We all have heard the 7 year itch. Have you ever asked why its 7? Why it is not 10 or 4. Looking back, I have had those 7 year itches.
Have you had the urge to leave your job or change your role significantly around 15 years? Think about this very carefully or ask around!! I left my first job after 16 years
What about 30 years. Perhaps time to retire. Or seek a completely new profession?
Now lets look at businesses. Lets review two examples.
- Apple: From 1997 to 2007 – it was the Apple IIe. 7 years after founding, 1984 (MAC). 7 years later (1991 – Powerbook). 7 years later (Steve is back with iMAC). 30 years since founding (iPhone). New product, New Business model. Apple re-invented. (http://applemuseum.bott.org/sections/history.html)
- Sun: 1982-1989 – Motorola + BSD Unix. 1989-1996 – Solaris and SPARC. 1996-UltraSPARC 1 and Java. 2009 (27 years), acquired by Oracle. http://devtome.com/doku.php?id=timeline_of_sun_microsystems_history
Why 7? Why 15? Why 30? The 7 year itch feeds into the 15 year peak which feeds into 30 year retire/re-invention cycle. Since businesses are made of people, especially in the technology sector, business cycles have the same 7, 15 and 30 year cycles. At 7, one becomes proficient in a domain (10,000+ hours) and change is in the air. At 15, you feel like you reach a peak. At 30 you become obsolete (retire) or re-invent.
At the core of these 30 year transitions, the DNA has to be relevant or one ‘retires’. The biological DNA that define our value proposition, businesses do as well. Apple has the core DNA of designing eye candy products (materials + UI). This has transcended to the desktop to the mobile. IBM has the DNA of general computing business. That has unchanged over decades. Sun had the DNA of Open-source and open systems. Intel has the core DNA of device engineering and manufacturing (Moore’s law).
The similarity has to do with human productive cycles. While this assertion is not statistically accurate, but there is enough data to suggest why there is a linkage between business cycles and human productivity cycles.
First lets visit some 30 year cycles…In most cases the business model changes – not just technology. Usually the incumbent sees the technology shift and can handle it. But they fail to see or react to the business model change.
Survivors:
- IBM: Strangely IBM has revived itself every 30 years. There was mainframe from 1950s to 1980s. Then there was PC and Global Services from 1980s to 2010s. Now its on a re-invention cycle with Watson and Enterprise Cloud. IBM has done this over its 100 year history repeatedly and perhaps the only one. But its facing that issue once more…Time will tell…

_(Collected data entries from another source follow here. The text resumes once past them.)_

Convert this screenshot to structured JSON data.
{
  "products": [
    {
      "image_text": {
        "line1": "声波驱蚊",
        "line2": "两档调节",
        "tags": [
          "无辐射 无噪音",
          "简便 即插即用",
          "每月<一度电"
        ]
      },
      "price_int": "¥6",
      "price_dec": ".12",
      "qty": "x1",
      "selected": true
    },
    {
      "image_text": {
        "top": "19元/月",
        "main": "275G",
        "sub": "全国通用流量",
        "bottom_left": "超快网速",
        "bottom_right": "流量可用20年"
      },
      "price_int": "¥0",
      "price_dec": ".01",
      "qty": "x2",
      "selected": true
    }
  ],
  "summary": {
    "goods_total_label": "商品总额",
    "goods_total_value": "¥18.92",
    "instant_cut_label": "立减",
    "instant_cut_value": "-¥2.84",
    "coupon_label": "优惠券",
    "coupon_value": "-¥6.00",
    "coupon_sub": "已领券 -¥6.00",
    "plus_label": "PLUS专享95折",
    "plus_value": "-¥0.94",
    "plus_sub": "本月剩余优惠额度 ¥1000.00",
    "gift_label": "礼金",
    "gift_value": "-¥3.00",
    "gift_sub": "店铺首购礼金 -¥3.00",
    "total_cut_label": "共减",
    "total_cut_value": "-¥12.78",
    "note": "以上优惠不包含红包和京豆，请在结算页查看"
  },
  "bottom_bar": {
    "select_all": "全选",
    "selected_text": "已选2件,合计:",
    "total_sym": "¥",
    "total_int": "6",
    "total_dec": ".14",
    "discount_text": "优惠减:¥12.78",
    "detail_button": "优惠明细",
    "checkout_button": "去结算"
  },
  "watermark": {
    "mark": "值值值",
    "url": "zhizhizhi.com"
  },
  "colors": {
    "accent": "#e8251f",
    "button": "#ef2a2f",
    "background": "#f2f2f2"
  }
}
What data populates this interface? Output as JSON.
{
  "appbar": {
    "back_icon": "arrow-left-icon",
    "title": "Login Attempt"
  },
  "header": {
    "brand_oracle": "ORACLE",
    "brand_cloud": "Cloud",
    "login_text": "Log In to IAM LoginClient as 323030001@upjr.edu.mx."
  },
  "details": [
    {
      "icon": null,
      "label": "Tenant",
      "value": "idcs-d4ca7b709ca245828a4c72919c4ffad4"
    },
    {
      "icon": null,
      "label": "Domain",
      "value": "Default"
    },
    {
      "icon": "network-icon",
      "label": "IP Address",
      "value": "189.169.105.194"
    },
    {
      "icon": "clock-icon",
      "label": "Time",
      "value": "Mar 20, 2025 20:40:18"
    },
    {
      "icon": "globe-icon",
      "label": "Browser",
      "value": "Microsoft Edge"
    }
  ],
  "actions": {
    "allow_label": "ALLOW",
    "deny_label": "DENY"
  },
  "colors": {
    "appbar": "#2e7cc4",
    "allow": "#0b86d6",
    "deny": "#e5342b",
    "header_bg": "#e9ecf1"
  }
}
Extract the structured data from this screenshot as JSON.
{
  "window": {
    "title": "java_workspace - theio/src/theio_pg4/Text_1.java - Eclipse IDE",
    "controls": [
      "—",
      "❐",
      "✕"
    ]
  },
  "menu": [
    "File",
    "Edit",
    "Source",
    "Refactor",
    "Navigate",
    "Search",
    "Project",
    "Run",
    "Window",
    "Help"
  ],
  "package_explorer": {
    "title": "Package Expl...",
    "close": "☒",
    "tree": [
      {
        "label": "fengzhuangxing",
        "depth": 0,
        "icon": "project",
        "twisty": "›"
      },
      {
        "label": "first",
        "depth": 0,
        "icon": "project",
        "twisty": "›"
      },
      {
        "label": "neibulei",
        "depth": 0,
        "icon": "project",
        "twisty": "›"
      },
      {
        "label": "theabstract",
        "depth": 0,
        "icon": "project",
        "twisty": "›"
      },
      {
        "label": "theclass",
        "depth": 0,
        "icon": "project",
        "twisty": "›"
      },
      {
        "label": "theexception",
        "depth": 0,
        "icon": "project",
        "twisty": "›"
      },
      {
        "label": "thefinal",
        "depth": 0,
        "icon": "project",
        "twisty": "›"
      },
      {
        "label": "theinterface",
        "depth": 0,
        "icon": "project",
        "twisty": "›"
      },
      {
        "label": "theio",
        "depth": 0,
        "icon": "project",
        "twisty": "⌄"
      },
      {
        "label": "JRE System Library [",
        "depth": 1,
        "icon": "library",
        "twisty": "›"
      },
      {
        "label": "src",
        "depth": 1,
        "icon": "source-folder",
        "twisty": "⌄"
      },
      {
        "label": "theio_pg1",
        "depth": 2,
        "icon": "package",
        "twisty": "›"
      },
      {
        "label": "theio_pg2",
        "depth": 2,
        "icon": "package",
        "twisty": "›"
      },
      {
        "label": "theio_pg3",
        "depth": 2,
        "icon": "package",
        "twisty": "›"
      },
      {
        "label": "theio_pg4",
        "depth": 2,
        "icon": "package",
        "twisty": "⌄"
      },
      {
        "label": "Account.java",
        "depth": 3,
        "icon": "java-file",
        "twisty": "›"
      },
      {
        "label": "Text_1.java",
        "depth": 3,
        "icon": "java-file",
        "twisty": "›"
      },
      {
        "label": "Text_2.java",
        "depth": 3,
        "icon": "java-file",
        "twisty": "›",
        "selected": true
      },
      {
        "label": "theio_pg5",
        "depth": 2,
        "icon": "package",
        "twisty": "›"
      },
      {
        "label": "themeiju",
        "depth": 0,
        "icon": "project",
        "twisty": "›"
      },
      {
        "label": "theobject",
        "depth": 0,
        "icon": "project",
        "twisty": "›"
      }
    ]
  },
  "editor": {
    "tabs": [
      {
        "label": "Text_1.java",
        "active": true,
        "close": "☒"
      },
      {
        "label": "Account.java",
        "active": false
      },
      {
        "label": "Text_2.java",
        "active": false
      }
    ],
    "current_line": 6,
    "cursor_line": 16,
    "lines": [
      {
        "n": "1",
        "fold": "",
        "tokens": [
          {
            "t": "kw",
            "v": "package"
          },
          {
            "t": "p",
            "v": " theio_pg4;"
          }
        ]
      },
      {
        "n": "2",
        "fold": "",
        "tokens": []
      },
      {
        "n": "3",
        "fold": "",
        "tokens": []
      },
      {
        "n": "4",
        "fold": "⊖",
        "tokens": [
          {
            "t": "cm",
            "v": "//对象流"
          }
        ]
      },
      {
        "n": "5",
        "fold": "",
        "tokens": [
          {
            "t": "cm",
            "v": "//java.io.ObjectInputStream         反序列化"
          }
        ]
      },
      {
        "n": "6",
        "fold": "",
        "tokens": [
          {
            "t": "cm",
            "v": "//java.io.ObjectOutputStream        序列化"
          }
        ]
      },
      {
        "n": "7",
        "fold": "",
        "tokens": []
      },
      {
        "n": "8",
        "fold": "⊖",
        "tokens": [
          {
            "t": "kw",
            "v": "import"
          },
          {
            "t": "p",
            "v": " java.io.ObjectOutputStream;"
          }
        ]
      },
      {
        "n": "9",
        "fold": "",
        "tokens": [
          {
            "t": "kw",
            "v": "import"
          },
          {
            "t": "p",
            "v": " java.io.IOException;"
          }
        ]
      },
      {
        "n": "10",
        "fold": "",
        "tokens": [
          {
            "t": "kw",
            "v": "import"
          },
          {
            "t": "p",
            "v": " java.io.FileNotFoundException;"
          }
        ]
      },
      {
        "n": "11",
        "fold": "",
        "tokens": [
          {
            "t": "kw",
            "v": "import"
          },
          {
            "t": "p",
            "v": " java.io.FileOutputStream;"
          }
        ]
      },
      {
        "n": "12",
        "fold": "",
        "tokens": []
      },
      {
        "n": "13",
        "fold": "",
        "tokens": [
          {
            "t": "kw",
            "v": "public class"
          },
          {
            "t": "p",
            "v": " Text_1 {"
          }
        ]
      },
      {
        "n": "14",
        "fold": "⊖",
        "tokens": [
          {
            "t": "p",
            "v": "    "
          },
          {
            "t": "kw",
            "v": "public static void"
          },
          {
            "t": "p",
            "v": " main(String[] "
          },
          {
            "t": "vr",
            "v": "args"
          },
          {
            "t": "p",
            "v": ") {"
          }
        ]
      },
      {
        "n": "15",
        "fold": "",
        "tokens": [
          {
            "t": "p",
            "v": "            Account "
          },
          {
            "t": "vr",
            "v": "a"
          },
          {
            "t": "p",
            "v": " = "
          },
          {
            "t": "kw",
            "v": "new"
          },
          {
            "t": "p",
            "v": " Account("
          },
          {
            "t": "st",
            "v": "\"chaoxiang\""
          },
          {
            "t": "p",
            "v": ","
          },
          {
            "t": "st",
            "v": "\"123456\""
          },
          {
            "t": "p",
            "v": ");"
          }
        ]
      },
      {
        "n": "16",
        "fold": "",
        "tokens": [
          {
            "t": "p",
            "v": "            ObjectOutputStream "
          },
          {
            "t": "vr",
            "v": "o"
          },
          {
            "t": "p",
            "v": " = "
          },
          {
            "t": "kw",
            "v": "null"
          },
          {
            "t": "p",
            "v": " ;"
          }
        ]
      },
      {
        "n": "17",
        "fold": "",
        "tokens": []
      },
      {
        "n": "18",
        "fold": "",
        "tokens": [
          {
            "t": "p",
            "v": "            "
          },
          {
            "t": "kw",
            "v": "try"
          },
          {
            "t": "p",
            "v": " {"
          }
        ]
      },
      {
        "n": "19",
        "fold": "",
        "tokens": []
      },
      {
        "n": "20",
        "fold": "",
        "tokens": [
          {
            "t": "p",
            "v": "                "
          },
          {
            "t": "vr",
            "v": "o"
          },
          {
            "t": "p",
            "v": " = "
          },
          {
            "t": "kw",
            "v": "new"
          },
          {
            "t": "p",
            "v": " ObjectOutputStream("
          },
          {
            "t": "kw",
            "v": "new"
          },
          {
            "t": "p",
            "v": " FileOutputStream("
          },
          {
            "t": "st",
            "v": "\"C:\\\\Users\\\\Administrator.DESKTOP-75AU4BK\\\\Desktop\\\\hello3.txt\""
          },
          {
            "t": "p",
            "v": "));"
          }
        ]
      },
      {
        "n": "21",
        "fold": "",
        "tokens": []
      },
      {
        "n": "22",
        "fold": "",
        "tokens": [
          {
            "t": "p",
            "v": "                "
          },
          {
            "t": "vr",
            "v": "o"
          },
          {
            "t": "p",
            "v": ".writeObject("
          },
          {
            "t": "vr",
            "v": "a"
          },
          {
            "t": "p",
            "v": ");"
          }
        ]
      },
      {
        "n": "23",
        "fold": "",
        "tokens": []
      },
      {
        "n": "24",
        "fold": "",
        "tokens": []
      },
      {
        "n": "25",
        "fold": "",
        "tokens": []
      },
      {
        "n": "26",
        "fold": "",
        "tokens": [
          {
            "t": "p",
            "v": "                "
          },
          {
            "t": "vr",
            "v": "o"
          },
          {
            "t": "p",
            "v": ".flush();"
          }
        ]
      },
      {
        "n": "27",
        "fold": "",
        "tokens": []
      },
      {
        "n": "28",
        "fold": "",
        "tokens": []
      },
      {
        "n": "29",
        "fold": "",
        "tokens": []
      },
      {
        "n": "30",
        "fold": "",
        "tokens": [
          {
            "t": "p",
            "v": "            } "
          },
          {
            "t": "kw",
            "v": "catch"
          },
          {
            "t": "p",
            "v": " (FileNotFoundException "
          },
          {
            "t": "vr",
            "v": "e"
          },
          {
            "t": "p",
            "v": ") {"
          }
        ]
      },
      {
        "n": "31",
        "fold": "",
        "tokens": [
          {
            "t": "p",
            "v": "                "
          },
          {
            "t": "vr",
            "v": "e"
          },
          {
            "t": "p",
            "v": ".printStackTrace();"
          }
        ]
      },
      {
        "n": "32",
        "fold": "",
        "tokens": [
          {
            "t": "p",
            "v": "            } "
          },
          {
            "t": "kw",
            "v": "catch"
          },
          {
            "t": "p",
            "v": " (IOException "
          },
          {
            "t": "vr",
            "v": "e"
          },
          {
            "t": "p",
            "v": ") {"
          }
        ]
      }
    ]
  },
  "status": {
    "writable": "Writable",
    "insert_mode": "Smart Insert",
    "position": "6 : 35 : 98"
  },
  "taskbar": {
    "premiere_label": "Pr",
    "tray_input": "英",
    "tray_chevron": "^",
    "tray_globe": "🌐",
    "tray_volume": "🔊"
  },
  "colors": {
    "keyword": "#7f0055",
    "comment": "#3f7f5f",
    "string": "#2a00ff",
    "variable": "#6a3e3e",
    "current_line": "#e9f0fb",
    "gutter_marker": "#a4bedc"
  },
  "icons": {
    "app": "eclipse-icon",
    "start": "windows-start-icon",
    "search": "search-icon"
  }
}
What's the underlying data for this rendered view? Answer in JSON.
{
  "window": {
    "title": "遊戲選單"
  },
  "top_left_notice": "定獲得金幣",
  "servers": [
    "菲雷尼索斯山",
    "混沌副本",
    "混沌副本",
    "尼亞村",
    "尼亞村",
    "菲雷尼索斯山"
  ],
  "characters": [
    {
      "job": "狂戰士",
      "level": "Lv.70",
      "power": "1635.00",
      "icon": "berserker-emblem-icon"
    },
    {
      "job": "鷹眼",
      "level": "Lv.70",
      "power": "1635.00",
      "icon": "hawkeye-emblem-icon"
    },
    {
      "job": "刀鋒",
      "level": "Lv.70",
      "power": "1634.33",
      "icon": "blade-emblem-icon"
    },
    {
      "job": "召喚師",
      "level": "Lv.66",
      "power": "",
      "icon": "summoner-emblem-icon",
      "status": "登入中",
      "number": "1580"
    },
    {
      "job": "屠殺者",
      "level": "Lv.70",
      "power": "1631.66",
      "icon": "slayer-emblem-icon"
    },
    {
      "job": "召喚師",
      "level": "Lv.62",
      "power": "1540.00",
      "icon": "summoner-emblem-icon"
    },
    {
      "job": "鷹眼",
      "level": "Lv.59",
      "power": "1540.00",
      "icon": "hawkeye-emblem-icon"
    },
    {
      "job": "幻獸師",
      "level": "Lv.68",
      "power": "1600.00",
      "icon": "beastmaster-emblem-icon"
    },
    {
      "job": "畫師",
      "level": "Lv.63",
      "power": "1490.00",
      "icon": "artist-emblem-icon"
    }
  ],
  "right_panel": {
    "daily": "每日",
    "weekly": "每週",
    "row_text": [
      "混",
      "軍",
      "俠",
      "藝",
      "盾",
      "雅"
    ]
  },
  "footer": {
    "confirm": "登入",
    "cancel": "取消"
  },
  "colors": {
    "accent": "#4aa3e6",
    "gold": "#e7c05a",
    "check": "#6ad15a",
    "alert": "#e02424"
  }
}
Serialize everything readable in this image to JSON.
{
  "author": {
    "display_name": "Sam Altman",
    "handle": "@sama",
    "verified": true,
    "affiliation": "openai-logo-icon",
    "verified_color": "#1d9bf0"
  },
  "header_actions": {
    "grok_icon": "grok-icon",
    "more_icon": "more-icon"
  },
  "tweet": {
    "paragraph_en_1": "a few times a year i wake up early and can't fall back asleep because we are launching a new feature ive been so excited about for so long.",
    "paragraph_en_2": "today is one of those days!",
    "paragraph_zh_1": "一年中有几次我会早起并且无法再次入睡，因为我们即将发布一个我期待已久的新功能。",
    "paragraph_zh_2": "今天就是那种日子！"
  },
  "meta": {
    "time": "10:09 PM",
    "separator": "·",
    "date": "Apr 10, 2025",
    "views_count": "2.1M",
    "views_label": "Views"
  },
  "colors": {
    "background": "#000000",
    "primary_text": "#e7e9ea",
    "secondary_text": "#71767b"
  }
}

- Apple: From 1997 to 2007 – it was the Apple IIe. 7 years after founding, 1984 (MAC). 7 years later (1991 – Powerbook). 7 years later (Steve is back with iMAC). 30 years since founding (iPhone). New product, New Business model. But same DNA. 1992 was a critical year as we all know. 2014 is 7 years after the first iPhone. Another change cycle? The smartness with Apple was the move from shrink wrapped software to Appstore. New business model. Fantastic! The iPhone which is 10 years old will reach its peak the next few years. Apple will have to have its next big act before 2021 ?
- HP: Another survivor has gone through two 30 year cycles and in the middle of the 3rd. Remains to be seen how it will evolve
Recycled
- Sun: My Alma mater. Started in 1992 and dies or got gobbled up in 2010. Perhaps lives inside Oracle – not really. Again 28 years and died. Founding DNA = Opensource + Interactivity and big memory. Lost its way when Linux took over (Opensource – around 1998 – 15 year!!!).
- DEC: 1957-1987; VAX9000 remember. That was the beginning of 30 year run. Got gobbled up and could not handle the next business transition
- Many other companies fall into this category (SGI…..)
- Cisco: 1984-2014 (30 years). The networking category is being challenged in a similar way VMware came and altered the server market with Xeon. Commodity switches + SW. Other problems. Good news for Cisco in that it has lots of cash. Needs to find new growth categories that are significant. They are trying with a new CEO and moving upstream.
- Intel: Intel got out of the DRAM business in 1984. Now its facing challenges in its core having missed the whole handheld and tablet market. Again another 30 year transition cycle for Intel
- Microsoft: 1997-2007. Windows Vista, Windows 7 Windows 8 – not a growth engine. Missed the phone. Failed to grasp the new business model. With a change in CEO and now the shift to the cloud, albeit late, but seems to have made or making the transition. Its a work-in-progress.
- Oracle: The 30 year old database market has run its course. The shift to in-memory and more importantly the shift to the cloud (AWS/Aurora and Google/Spanner) combined with the sedimentation of the plumbing layer (how many database companies are out there). The challenge for Oracle is not technology (which it can by acquiring the next viable business). The shift is in the move of the enterprise from licensed software to the cloud model.